3D-printed implants restore baby's breathing
Date: Mar-20-2014Because of a condition that put huge pressure on his airways, 18-month-old Garrett
Peterson of Utah had been tethered to ventilators and lived in hospitals since he was
born. He was in mortal danger because his airways had collapsed, and even on their highest
settings, the ventilators could not prevent his breathing from stopping several times a
day.
Now, thanks to splints that surgeons at the University of Michigan's C.S. Mott Children's
Hospital have implanted in his airway, thus saving his life, Garrett can go home and gradually be
weaned off the ventilators.
Garrett's condition is called tetralogy of Fallot with absent pulmonary valve, and in his
case, it had developed into severe tracheobronchomalacia, or softening of his trachea and
bronchi, to the point that the airways had collapsed to the size of small slits.

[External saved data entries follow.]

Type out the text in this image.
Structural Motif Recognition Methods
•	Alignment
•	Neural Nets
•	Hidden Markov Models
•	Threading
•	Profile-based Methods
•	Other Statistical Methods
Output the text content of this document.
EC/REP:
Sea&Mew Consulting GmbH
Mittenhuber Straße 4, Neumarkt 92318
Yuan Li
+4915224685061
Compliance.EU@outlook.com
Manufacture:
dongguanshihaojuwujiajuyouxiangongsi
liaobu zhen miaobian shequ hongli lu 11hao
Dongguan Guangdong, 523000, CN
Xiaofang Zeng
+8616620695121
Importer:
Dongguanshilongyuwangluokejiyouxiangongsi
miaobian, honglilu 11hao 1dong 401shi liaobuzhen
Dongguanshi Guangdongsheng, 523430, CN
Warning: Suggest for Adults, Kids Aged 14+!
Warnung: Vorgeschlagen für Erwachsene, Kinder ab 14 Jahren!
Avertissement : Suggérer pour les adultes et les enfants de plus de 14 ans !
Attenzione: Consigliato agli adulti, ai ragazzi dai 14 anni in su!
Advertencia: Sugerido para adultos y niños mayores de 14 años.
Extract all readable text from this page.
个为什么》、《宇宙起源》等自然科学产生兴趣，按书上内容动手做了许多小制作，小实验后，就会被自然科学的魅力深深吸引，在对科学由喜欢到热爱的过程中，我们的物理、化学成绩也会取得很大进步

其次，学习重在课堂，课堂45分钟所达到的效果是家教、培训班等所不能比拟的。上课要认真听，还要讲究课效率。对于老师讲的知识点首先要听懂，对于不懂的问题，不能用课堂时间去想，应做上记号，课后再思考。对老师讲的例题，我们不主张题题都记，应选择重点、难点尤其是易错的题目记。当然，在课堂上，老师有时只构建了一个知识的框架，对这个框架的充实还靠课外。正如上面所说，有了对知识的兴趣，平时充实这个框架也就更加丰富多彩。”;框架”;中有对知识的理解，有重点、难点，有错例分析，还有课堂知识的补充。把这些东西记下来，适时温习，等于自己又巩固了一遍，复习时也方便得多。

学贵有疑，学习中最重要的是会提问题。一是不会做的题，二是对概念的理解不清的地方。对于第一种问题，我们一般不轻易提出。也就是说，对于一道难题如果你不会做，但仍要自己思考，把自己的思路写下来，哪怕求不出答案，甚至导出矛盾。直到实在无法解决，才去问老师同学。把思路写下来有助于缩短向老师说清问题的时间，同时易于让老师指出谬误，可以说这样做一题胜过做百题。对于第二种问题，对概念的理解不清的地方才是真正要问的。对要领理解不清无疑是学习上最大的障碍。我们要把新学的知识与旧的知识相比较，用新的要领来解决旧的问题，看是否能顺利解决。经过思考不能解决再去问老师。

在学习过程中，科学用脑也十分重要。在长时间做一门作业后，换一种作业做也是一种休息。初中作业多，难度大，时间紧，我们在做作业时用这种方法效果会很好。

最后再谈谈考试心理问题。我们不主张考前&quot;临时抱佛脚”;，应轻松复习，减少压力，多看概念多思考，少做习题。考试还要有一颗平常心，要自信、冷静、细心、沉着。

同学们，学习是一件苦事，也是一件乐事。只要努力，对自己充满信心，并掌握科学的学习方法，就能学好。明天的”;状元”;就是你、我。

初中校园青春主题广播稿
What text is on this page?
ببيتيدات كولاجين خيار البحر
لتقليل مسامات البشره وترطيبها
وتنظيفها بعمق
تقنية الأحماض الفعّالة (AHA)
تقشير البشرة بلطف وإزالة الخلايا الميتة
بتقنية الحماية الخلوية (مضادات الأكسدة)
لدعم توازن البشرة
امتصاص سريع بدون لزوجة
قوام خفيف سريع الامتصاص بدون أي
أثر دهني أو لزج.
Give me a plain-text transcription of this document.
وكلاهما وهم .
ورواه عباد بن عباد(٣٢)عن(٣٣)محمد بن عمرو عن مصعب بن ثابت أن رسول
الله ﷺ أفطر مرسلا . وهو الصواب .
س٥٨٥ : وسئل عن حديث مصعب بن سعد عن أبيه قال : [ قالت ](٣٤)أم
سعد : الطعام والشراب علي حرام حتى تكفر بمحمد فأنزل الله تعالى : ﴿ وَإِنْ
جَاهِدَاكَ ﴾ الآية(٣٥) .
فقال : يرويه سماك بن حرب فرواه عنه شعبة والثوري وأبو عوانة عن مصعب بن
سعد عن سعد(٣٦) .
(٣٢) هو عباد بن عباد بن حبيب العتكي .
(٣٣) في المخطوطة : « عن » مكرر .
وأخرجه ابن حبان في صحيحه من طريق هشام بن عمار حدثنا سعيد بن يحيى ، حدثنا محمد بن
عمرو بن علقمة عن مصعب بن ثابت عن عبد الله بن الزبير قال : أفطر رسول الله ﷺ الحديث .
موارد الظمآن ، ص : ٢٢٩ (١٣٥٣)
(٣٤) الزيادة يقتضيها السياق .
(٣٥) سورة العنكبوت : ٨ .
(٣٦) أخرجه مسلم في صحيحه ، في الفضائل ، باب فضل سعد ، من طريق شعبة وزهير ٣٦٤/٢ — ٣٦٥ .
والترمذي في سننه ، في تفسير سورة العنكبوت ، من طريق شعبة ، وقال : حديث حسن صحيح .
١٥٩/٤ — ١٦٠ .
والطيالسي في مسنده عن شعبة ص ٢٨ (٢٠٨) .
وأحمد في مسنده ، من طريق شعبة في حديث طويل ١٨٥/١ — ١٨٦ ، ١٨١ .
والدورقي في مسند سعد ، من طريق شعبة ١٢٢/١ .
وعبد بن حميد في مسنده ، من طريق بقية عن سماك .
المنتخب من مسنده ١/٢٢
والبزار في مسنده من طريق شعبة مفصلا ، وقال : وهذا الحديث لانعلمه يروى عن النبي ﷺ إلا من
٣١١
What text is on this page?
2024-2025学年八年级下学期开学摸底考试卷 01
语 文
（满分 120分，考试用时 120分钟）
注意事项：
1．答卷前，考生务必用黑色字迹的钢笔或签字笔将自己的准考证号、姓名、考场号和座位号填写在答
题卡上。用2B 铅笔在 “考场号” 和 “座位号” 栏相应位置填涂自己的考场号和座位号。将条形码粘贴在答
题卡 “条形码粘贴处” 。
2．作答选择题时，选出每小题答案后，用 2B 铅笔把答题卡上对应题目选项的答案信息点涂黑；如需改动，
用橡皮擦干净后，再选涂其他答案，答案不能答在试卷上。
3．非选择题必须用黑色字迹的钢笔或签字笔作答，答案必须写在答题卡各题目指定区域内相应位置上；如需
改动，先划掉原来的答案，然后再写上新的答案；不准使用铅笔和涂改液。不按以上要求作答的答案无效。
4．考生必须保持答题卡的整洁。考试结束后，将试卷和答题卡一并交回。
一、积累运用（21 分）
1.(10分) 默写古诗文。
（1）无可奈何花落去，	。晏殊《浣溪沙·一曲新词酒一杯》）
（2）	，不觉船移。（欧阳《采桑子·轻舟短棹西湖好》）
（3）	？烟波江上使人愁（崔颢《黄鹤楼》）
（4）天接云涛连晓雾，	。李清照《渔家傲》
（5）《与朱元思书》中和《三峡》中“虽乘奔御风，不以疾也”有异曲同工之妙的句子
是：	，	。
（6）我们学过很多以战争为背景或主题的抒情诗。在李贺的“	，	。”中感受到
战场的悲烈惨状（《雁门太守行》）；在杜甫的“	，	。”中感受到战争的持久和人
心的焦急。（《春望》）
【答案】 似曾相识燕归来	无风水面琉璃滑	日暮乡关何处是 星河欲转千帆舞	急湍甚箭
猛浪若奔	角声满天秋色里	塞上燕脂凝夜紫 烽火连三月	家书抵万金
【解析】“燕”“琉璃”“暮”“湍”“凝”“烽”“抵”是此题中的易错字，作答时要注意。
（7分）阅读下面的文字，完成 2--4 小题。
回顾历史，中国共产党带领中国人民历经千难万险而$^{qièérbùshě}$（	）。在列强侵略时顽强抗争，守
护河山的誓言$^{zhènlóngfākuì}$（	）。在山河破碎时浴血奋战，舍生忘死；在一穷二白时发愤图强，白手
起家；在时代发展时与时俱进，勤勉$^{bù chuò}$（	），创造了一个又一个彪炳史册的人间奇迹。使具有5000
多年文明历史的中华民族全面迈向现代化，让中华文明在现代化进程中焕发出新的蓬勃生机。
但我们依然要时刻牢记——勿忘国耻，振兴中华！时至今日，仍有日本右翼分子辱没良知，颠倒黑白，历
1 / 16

Severe tracheobronchomalacia is very rare and affects about 1 in 2,200 newborns. Most grow
out of it by age 2 or 3, but it can be misdiagnosed as asthma that does not respond to treatment.
Severe cases, like Garrett's, are about 10% of that number.
3D imaging and printing technology used to make biodegradable splints
From a medical standpoint, the remarkable thing about Garrett's story is that the life-saving
implants were made using CT scanning and 3D imaging and printing technology to produce
bioresorbable splints of the exact shape to ensure a snug fit in the little boy's airways.
And not only this, but the devices will gradually biodegrade harmlessly in the child's body,
as his trachea and bronchi strengthen so he can breathe on his own without ventilation.
In fact, this is only the second time this technology has been used to save a child's life -
both times at the same hospital. The first time was in early 2013, when a 3D-printed splint of a windpipe
saved the life of another toddler, Kaiba Gionfriddo of Ohio, whose life was also threatened by
tracheobronchomalacia, causing his airway to collapse.
The devices were developed at the University of Michigan by Glenn Green, associate professor
of pediatric otolaryngology and Scott Hollister, professor of biomedical engineering and
mechanical engineering and associate professor of surgery.
The video below details Garrett's story, his surgery and the team's successful efforts:
Team used emergency clearance provisions from FDA to make/implant splints
After reading about Kaiba's story, Garrett's parents, who were desperately running out
of options to save their son's life, contacted the team at Michigan, who used provisions for
emergency clearance from the Food and Drug Administration (FDA) to create a tracheal splint from a
biopolymer called polycaprolactone to implant into the little boy's airway.
Speaking to the press about Garrett's condition, Prof. Green says, "It was highly questionable whether or not he would survive."
Prof. Hollister made the custom-designed, custom-fabricated splints using high-resolution
imaging and computer-aided design. He started with a CT scan of Garrett's trachea and
bronchi, then used an image-based computer model with laser-based 3D printing to produce the
splint.
Prof. Green assisted Richard G. Ohye, head of pediatric cardiovascular surgery at C.S. Mott,
to perform the operation at the end of January 2014. The procedure involved sewing the devices
on two spots of the baby's airway.
They sewed the splints around Garrett's left and right bronchi to widen the airway and keep
it open so it would grow correctly. As Garrett grows, over the next 3 years or so, the
splint will biodegrade and be reabsorbed in his body. Over that time, his trachea should remodel
and grow into a healthy state.
Surgeons are 'very optimistic'
Prof. Green says he knew the splints were working when during the surgery they saw Garrett's
lungs begin to inflate and he was able to ventilate both lungs. "I'm very optimistic for him,"
he adds.
Garrett will still need to stay on the ventilator, but as he gains strength to breathe on his
own, he will gradually need it less and less. It is already on less than a quarter of the
pressure it was on before the operation, and he is able to go for short periods completely off
it.
Prof. Hollister says:
"It is a tremendous feeling to know that this device has saved another child. We believe
there are many other applications for these techniques, but to see the impact living and
breathing in front of you is overwhelming."